Pay secrecy pay gap

Glassdoor suggests secrecy is perpetuating gender pay gap.

A new survey from Glassdoor has found that women across the UK are being disadvantaged due to a lack of salary transparency. The findings are published to coincide with Equal Pay Day on 18th November, the day on which women, on average, stop earning (for the remainder of the calendar year) relative to men because of the gender pay gap.

Just one in four full-time employees in the UK strongly agree their workplace is transparent about pay. Furthermore, over half (54 per cent) of workers admit they are apprehensive about discussing salary with their boss.

The lack of discussion around pay is contributing to inequality for women: 67 per cent of female workers did not ask for a pay rise in 2020, 30 per cent more than men. In the last year just one-third (35 per cent) of those working in the female-dominated industries of education, healthcare, and hospitality asked for a wage increase compared to 62 per cent of those working in the traditionally male-dominated world of finance and 56 per cent in tech.

Women are also 26 per cent less likely than their male counterparts to ask for more money in the next 12 months, with the survey finding just 37 per cent of women plan to ask for a pay rise next year. Over half (56 per cent) of women admit they lack the confidence to ask for a pay rise. As a result, just 33 per cent of female workers negotiated the salary of their last job offer (compared to 45 per cent of men). Two in five (43 per cent) women revealed that they simply accepted the salary that was offered to them (compared to 35 per cent of men). Nearly three in four of all employees (73 per cent) got the wage increase they asked for last year, indicating that women will continue to miss vital opportunities to increase their earning potential.

Over half (51 per cent) of employees feel that their workplace should be doing more to close the gender pay gap, with male workers 20 per cent more likely than women to agree to this point. Latest ONS figures state the gap is 7.9 per cent, up from 7.0 per cent in 2021. In addition, one in 2 women (50 per cent) feel unfairly paid for their role in their current company (compared to 44 per cent of men) and only 50 per cent feel pay and promotions are handled fairly within their organisation (versus 58 per cent of men).

With seven in 10 (70 per cent) workers believing pay transparency is good for employee satisfaction, companies should consider revisiting their salary policies. The proven benefits of workplace transparency include higher levels of employee engagement, stronger workplace culture and values and increased communication. This in turn leads to greater productivity.
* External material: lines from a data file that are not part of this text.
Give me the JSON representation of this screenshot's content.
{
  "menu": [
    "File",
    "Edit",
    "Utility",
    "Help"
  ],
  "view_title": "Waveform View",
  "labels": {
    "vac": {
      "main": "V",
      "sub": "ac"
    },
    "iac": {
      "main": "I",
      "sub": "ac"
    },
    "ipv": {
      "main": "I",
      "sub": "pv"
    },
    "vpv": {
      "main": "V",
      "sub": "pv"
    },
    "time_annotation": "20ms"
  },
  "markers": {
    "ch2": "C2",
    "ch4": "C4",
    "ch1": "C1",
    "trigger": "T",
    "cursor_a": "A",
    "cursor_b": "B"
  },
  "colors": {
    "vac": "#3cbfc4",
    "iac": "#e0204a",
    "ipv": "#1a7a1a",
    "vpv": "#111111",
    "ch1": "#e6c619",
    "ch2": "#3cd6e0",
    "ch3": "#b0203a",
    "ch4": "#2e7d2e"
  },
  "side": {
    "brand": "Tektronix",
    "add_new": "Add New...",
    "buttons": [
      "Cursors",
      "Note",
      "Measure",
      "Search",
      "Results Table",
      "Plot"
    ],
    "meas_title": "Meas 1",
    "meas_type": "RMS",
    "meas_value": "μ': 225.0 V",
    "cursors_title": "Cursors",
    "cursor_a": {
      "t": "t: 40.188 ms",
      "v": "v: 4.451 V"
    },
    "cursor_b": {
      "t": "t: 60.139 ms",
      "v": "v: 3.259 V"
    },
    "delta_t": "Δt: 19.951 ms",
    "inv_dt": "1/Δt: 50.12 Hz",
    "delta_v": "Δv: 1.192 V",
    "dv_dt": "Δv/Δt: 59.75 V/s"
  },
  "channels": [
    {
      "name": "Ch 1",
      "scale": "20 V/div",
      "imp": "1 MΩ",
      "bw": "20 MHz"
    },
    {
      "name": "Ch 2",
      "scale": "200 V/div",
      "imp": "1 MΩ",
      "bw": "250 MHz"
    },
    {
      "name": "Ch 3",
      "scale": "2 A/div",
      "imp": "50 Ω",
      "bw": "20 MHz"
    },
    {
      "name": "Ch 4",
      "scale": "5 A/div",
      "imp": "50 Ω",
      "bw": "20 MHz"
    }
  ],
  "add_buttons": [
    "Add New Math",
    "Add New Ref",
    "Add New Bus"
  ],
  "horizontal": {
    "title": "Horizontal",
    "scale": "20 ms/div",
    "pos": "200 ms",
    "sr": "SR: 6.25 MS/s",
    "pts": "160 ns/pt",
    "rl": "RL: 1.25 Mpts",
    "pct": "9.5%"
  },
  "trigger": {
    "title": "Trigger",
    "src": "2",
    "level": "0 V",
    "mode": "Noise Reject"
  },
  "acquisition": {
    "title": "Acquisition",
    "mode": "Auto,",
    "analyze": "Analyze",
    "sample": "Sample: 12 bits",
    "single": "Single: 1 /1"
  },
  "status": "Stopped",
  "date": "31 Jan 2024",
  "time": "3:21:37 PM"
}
“Workplace transparency is a hallmark of many successful companies and more transparency is needed in the future” comments Glassdoor’s career expert Jill Cotton. “One in two women admit to lacking confidence at work – companies should open an honest discussion around salary from the point that the role is advertised and throughout the person’s time with the organisation. Having clear salary bands limits the need for negotiation which, as the Glassdoor research shows, has a detrimental effect on female employees’ ability to earn throughout their career.”